Nell'ambito dell'iperandrogenismo surrenalico, deve essere preso in considerazione l'adrenarca precoce. In tale condizione siamo in presenza di un'attivazione precoce della ghiandola surrenalica dove il pubarca rappresenta la principale espressione clinica, sebbene l'incremento della secrezione androgena possa rendersi manifesta anche con la sola comparsa di pelle grassa, acne e talora peluria ascellare. L'adrenarca, quindi, costituisce un fatto precoce in assenza d'altri segni di pubertà precoce. Dal punto di vista generale questi pazienti possono presentare un'altezza ed un'età ossea lievemente aumentate, ma lo sviluppo puberale inizia in tempi normali o in lieve anticipo.

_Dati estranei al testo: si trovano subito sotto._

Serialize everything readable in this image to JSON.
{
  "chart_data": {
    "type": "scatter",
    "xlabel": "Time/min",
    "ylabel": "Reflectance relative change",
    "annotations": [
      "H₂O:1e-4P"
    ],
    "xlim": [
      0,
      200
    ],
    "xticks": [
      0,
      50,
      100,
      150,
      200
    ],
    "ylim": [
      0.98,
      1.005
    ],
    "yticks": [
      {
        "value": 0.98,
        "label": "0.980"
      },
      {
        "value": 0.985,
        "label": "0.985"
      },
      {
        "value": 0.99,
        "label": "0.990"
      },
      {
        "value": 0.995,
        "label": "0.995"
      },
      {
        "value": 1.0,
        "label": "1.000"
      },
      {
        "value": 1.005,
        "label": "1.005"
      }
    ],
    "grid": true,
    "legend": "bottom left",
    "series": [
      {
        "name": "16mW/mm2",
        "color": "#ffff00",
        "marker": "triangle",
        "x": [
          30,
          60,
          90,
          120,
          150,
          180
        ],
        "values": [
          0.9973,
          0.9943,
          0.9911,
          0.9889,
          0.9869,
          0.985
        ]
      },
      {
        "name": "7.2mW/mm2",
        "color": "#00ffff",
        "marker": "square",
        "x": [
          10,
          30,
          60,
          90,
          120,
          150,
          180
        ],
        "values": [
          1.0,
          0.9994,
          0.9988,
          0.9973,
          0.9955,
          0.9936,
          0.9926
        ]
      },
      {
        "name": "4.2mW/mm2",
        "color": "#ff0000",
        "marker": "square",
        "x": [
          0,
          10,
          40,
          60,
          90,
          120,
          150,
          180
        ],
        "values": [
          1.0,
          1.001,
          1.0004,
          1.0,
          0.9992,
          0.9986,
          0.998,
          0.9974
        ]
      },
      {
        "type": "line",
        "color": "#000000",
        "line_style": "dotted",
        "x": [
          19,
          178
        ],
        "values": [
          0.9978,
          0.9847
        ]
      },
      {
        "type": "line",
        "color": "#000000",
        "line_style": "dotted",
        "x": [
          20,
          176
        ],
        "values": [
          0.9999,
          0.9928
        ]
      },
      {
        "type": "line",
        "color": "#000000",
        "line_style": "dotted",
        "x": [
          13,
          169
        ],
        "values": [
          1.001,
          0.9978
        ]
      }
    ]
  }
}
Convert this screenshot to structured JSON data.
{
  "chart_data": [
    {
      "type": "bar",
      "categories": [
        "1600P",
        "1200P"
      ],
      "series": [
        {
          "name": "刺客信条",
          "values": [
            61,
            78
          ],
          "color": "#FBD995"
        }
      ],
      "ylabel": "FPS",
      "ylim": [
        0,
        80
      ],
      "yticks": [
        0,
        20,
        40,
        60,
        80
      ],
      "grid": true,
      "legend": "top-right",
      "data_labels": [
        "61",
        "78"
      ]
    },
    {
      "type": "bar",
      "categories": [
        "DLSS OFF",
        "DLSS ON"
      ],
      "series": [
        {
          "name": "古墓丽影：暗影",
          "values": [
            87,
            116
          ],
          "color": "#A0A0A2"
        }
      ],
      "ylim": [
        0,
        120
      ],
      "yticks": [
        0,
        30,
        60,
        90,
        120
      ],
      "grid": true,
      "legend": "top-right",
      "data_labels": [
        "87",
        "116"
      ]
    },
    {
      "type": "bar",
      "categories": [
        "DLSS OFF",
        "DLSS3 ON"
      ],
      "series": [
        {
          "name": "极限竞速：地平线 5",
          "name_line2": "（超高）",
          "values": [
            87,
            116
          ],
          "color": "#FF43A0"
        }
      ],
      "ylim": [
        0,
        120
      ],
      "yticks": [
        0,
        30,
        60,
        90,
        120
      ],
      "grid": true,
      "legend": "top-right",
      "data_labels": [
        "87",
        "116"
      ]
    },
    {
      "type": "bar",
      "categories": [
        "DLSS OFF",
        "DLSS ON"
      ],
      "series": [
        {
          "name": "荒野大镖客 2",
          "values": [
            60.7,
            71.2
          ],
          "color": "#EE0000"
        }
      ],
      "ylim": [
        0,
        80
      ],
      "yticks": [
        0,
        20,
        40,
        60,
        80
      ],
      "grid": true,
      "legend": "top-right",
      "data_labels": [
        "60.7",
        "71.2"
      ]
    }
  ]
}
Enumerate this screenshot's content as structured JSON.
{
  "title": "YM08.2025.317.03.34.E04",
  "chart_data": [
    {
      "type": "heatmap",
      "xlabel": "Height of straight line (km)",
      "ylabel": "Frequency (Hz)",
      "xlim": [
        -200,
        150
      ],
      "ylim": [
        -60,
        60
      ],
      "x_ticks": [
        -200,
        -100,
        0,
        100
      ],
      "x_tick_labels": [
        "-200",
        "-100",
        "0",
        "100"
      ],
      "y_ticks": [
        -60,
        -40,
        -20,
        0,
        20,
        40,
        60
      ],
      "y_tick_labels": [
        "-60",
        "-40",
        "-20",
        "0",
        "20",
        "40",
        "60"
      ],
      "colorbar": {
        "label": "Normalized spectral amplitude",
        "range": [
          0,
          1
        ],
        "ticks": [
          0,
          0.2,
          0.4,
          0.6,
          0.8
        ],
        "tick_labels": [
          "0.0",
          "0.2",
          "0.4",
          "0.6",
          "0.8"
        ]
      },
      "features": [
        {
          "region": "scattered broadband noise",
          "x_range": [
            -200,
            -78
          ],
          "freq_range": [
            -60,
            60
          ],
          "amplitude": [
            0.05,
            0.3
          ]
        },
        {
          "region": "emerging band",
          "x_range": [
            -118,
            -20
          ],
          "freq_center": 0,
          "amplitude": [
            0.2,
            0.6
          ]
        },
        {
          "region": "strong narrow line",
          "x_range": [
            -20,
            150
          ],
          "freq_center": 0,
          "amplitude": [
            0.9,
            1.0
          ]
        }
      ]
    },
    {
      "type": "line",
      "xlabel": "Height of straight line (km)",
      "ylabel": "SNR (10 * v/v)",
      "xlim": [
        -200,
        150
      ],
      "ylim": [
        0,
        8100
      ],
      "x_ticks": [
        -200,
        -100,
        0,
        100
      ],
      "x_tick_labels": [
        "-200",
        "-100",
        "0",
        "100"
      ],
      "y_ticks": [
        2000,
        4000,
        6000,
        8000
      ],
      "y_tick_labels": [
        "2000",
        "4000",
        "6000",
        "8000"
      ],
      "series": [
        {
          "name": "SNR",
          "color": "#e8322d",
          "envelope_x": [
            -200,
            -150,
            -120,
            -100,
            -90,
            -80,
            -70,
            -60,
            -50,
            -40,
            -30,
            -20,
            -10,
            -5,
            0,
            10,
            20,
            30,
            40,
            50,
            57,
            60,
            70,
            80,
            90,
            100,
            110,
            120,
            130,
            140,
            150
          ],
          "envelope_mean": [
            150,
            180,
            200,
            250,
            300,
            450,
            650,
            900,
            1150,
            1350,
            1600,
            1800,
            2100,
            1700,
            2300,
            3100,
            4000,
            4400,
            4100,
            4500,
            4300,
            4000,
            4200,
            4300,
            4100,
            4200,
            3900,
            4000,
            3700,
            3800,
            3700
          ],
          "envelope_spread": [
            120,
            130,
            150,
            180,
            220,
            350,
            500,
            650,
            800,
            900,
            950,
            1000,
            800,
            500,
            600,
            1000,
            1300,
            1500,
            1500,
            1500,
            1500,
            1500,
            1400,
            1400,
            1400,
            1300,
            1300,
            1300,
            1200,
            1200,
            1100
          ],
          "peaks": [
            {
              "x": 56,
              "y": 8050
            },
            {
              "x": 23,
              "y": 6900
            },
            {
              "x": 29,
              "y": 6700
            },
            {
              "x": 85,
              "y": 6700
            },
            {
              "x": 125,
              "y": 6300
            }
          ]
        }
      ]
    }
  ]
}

Occorre infatti rilevare come, in studi condotti a distanza su pazienti con adrenarca precoce, sia stato dimostrato che l'altezza finale rientra nell'ambito della normalità e che esiste una buona correlazione tra altezza finale di queste pazienti e l'altezza dei genitori. La patogenesi dell'adrenarca precoce è ancora sconosciuta: oltre all'ACTH, in grado di regolare una parte del surrene, è probabile un controllo a livello locale per lo sviluppo prematuro della zona reticolare del surrene devoluta alla produzione degli androgeni. La maggior parte delle ragazze con pubarca isolato prematuro presenta una precoce maturazione della secrezione degli androgeni e dei loro metaboliti con concentrazioni simili a quelle dei soggetti in età puberale. Meno frequentemente il pubarca prematuro rappresenta il risultato di una maggiore sensibilità dei follicoli piliferi sessuali a livelli d'androgeni normali per l'età. Occorre ricordare che una buona percentuale di queste bambine, durante la fase perimenarcale o immediatamente postmenarcale, sviluppa una situazione di oligomenorrea associata ad un pattern ormonale con livelli di testosterone notevolmente più elevati. In queste pazienti con iperfunzionalità androgena, i livelli di score dell'irsutismo sono più elevati.
La seconda situazione di iperandrogenismo surrenalico è l'iperplasia surrenale congenita o CAH (Congenital Adrenal Hyperplasia). La forma classica è determinata dal deficit della 21-idrossilasi (21-OH) e si manifesta con virilizzazione precoce, genitali ambigui, deficit di cortisolo e disturbi elettrolitici. La diagnosi è generalmente precoce.
La forma non classica del deficit dell'enzima può manifestarsi in epoca peripuberale o postpuberale con la comparsa di uno o più sintomi quali irsutismo, disturbi mestruali fino all'amenorrea, acne, alopecia, clitoridomegalia, infertilità. Tale forma di CAH, detta "ad insorgenza tardiva" contribuisce per il 3-7% alle cause di irsutismo nella popolazione adulta.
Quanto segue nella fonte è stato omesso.